In all these cases, Kelsey pays great
attention to the cultural as well as to
the social dimension of the artists
work. From the cultural point of view,
he emphasizes the fundamental openness
of the archive. The survey brought forward
new situations, for which the administration
had not yet found the models to be followed
or obeyed, and the official desire for
"positive" pictures clearly
visible in the fact that so few of the
commissioned images were actually used
(or used only in modified or censored
forms) was so vague to that there
was room for personal input. From the
social point of view, the author focuses
on the political unbalance between those
(WASP and wealthy) who were in charge
of the expeditions and those (often from
other ethnical and religious background,
and not always well educated) experienced
during the field-work. Yet this unbalance
was both cause of hardship and of new
opportunities for the immigrants.
I can only call Robin Kelseys book
a watershed publication. It revolutionizes
many theoretical ideas on the notions
of style, archive, or subject.
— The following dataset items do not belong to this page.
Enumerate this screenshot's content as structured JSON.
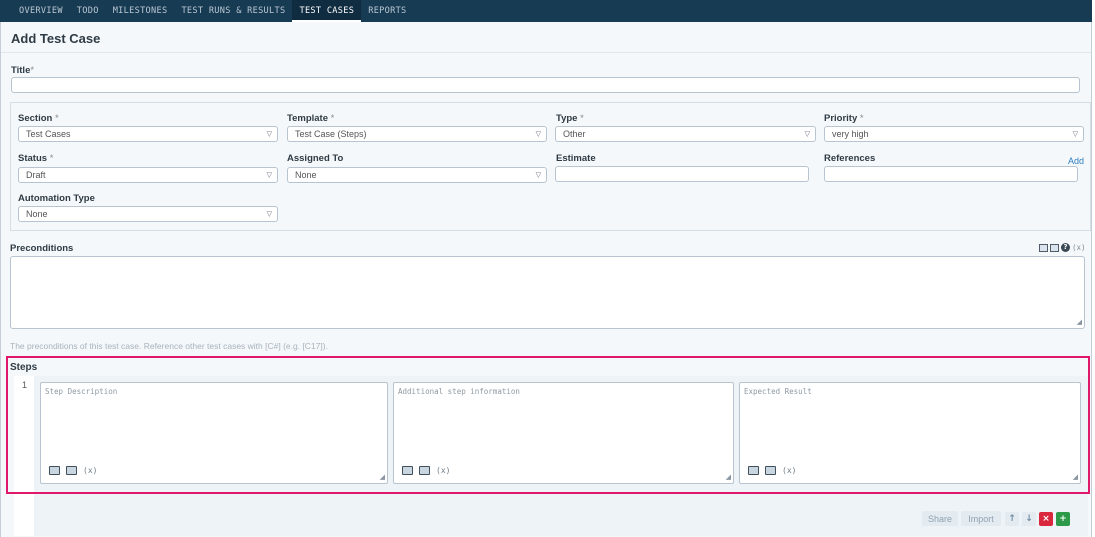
{
  "nav": {
    "tabs": [
      {
        "label": "OVERVIEW"
      },
      {
        "label": "TODO"
      },
      {
        "label": "MILESTONES"
      },
      {
        "label": "TEST RUNS & RESULTS"
      },
      {
        "label": "TEST CASES"
      },
      {
        "label": "REPORTS"
      }
    ],
    "active": "TEST CASES"
  },
  "page": {
    "title": "Add Test Case"
  },
  "form": {
    "title_label": "Title",
    "required_mark": "*",
    "section": {
      "label": "Section",
      "value": "Test Cases"
    },
    "template": {
      "label": "Template",
      "value": "Test Case (Steps)"
    },
    "type": {
      "label": "Type",
      "value": "Other"
    },
    "priority": {
      "label": "Priority",
      "value": "very high"
    },
    "status": {
      "label": "Status",
      "value": "Draft"
    },
    "assigned_to": {
      "label": "Assigned To",
      "value": "None"
    },
    "estimate": {
      "label": "Estimate",
      "value": ""
    },
    "references": {
      "label": "References",
      "value": "",
      "add_link": "Add"
    },
    "automation_type": {
      "label": "Automation Type",
      "value": "None"
    },
    "preconditions": {
      "label": "Preconditions",
      "hint": "The preconditions of this test case. Reference other test cases with [C#] (e.g. [C17])."
    },
    "steps": {
      "label": "Steps",
      "rows": [
        {
          "number": "1",
          "description_placeholder": "Step Description",
          "additional_placeholder": "Additional step information",
          "expected_placeholder": "Expected Result"
        }
      ]
    }
  },
  "actions": {
    "share": "Share",
    "import": "Import",
    "move_up": "↑",
    "move_down": "↓",
    "delete": "×",
    "add": "+"
  },
  "colors": {
    "nav_bg": "#183b54",
    "highlight": "#e0186c",
    "delete": "#d9273e",
    "add": "#2c9a48"
  },
  "icons": [
    "image-icon",
    "table-icon",
    "help-icon",
    "variable-icon",
    "resize-icon",
    "caret-down-icon"
  ]
}
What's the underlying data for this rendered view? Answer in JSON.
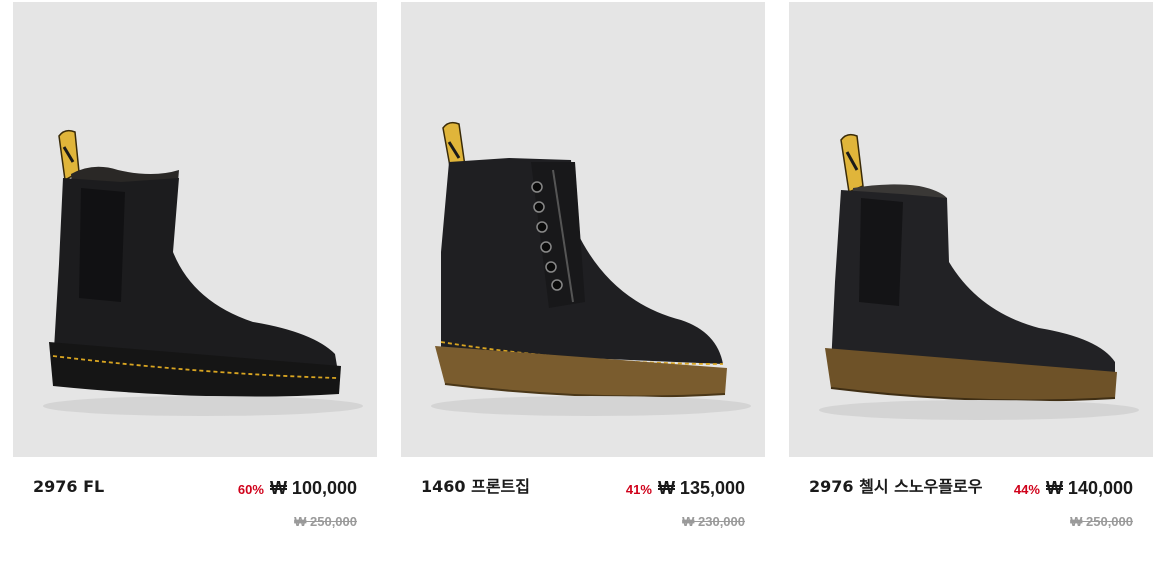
{
  "products": [
    {
      "name": "2976 FL",
      "discount": "60%",
      "price": "₩ 100,000",
      "original_price": "₩ 250,000",
      "image_icon": "chelsea-boot-fur-lined-icon"
    },
    {
      "name": "1460 프론트집",
      "discount": "41%",
      "price": "₩ 135,000",
      "original_price": "₩ 230,000",
      "image_icon": "lace-up-boot-front-zip-icon"
    },
    {
      "name": "2976 첼시 스노우플로우",
      "discount": "44%",
      "price": "₩ 140,000",
      "original_price": "₩ 250,000",
      "image_icon": "chelsea-boot-snowplow-icon"
    }
  ],
  "colors": {
    "thumb_bg": "#e5e5e5",
    "discount": "#d0021b",
    "price": "#1a1a1a",
    "original_price": "#9a9a9a",
    "boot_leather": "#1c1c1e",
    "stitch": "#d9a521",
    "pull_tab": "#e0b53a"
  }
}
At the
same time, it succeeds in articulating
an approach that allows for a return of
the individual without downsizing the
role of the discursive and historical
constraints in image-making and image-taking.
Archive Style contains numerous
stimulating reinterpretations of the corpus
of survey photography but also of that
of the distinctive artists and photographers.
One can, therefore, only hope that this
book will open new ground for reading
the clash of the subjective and the objective
in photography and, more generally speaking,
in art history and cultural history.